Electrocatalytic production of ammonia from dinitrogen is considered as a sustainable alternative to the energy-demanding and pollutive Haber-Bosch process [1]. A promising class of materials for selective reduction of nitrogen (NRR) corresponds to MXenes, however, with the caveat that these materials have shown to be effective catalysts for the competing hydrogen evolution reaction (HER) in the same potential range [2]. A better atomic-scale understanding of the NRR requires theoretical approaches that go beyond the traditional volcano approach [3]. Therefore, different mechanistic pathways as well as overpotential and kinetic effects must be taken into account when analyzing activity trends by means of heuristic approaches [4,5].

In this lecture, we present our recent results gained by the combination of density functional theory calculations and molecular dynamics simulations for nanoscale MXene compositions [6]. Using a dedicated procedure of electrochemical in silico pulse experiments, we discuss the formation of single-atom catalysts based on MXenes.
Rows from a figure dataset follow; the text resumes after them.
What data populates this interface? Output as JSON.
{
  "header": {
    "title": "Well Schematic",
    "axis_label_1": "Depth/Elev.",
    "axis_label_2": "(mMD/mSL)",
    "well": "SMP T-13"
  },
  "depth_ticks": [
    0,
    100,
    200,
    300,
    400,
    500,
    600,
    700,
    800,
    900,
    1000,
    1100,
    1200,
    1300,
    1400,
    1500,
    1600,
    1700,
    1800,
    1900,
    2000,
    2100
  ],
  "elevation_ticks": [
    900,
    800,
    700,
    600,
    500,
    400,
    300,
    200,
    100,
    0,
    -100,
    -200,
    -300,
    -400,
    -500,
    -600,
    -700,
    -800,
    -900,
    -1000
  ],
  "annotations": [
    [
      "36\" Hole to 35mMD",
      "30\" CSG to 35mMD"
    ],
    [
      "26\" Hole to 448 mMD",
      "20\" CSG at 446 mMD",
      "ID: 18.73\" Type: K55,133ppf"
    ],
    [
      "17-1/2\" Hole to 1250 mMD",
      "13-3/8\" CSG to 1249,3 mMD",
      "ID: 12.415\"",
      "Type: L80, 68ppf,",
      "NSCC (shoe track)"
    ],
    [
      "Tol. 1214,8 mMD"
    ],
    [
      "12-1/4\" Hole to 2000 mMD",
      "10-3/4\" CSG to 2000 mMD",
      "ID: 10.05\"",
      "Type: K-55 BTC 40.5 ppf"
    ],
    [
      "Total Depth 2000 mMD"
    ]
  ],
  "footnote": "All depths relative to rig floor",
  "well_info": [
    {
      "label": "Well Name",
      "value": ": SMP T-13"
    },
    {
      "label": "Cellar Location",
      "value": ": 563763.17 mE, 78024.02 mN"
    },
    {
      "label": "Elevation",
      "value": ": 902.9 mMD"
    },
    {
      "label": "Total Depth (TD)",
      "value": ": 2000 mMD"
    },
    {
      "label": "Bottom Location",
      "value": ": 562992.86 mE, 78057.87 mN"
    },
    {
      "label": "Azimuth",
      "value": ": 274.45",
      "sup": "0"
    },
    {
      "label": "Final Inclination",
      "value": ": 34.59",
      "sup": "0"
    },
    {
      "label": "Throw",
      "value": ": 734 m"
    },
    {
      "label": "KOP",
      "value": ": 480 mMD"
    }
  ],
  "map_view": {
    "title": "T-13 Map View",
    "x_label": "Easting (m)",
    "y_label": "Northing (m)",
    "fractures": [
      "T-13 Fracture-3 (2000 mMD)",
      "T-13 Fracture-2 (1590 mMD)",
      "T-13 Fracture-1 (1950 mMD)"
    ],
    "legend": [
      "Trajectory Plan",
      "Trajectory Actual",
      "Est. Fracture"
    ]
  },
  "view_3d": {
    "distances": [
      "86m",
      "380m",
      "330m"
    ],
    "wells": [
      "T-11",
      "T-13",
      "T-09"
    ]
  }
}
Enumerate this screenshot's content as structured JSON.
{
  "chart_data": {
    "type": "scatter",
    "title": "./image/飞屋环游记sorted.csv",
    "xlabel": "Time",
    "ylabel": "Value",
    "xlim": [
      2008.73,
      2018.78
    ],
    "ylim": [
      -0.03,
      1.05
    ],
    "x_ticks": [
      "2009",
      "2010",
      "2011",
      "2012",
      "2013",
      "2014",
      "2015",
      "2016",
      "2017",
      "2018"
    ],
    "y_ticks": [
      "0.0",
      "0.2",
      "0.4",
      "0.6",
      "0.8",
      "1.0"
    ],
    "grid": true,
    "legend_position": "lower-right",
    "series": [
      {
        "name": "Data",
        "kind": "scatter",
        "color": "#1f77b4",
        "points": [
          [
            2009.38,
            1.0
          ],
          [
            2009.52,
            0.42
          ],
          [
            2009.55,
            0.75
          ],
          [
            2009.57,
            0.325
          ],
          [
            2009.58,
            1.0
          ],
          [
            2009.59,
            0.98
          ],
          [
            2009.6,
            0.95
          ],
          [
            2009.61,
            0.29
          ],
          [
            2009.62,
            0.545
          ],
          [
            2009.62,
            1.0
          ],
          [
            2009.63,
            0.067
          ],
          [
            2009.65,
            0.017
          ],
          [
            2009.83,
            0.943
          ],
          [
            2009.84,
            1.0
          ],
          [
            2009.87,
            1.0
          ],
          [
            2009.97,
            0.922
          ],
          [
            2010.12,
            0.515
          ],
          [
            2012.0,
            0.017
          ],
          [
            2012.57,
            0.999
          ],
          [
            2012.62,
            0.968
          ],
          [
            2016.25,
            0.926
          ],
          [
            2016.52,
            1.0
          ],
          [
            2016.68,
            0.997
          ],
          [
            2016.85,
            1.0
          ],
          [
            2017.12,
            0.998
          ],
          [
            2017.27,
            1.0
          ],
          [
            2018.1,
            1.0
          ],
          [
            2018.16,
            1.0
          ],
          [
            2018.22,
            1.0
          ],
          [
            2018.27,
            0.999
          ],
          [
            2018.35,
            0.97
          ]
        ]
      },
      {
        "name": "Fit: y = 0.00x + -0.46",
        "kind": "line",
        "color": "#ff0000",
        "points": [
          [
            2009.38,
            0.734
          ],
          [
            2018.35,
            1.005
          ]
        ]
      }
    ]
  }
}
Notably, the single-atom motif of MXenes reveals excellent activity and selectivity for the electrocatalytic NRR, and we identify the reaction mechanism and limiting reaction steps for this motif by our advanced in-house methodologies [7].

References:

[1] C. Guo et al., Energy Environ. Sci. 2018, 14, 45-56.

[2] Z. W. Seh et al., ACS Energy Lett. 2016, 1, 589-594.

[3] K. S. Exner, Chin. J. Catal. 2022, 43, 2871-2880.

[4] K. S. Exner, ChemCatChem 2022, 14, e202200366

[5] S. Razzaq, K. S. Exner, ACS Catal. 2023, 13, 1740-1758.

[6] S. Razzaq, S. Faridi, D. Singh, S. Kenmoe, L. Meng, F. Vines, F. Illas, K. S. Exner, submitted.

[7] D. Singh, S. Razzaq, K. S. Exner, submitted.